Physicists Control the Spin of a Single Electron
jeeb writes "Researchers of the Delft University of Technology and the Foundation for Fundamental Research on Matter have succeeded for the first time in controlling the spin of a single electron in a nanostructure. They are able to rotate the axis to every possible direction and to record it accordingly. This achievement makes it possible to use the electron's spin as a 'quantum bit,' the basis of a (still theoretical) future quantum computer. The researchers have published this scientific breakthrough in the August 17, 2006 edition of Nature."
That way he can learn how to control the spin when Dubbya makes an "Off the Cuff" comment. Randy
How about, "if it were that easy, we would have already done it"?
It's not as if physicists collectively have large bets out on the inability to communicate or travel faster than light; indeed, for the person who manages it it's probably a guaranteed Nobel prize and quite possibly public acclaim that physics hasn't seen since Einstein.

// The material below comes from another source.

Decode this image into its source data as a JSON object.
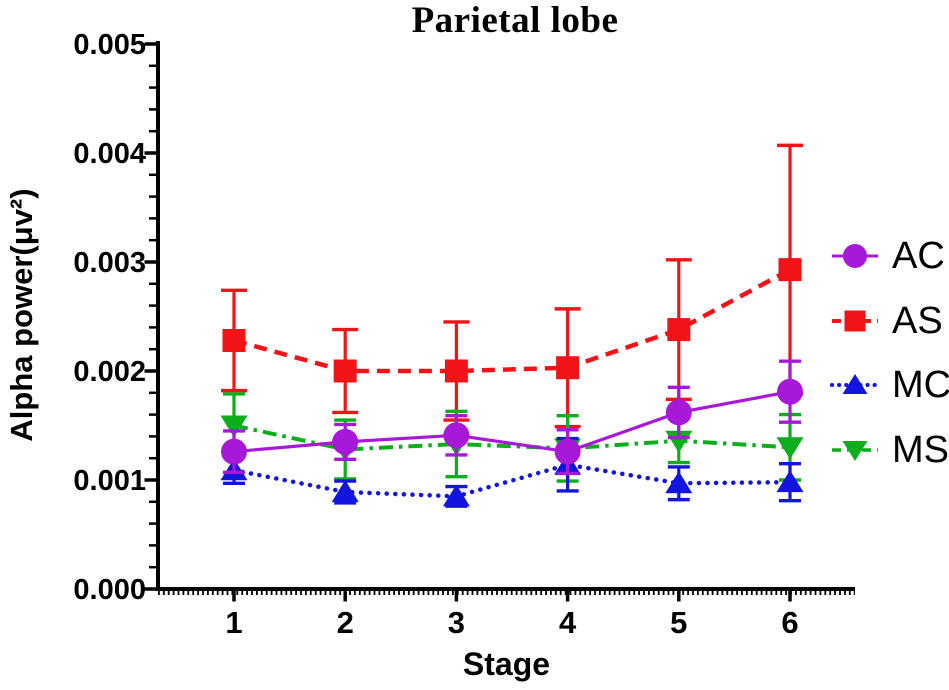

If you want a more technical explanation, go Google for it. I'm tired of explaining it to people who don't want to believe it and use their mighty high-school-dropout physics skills to "debunk" it. (That's not aimed at you, RedDirt, you just asked a question. But any such answer posted on Slashdot inevitably collects the high-school dropouts who think that the English explanation is the real thing and start quibbling about what are basically grammar points, and not equations and experiments they wouldn't recognize if they bit them on the ass.)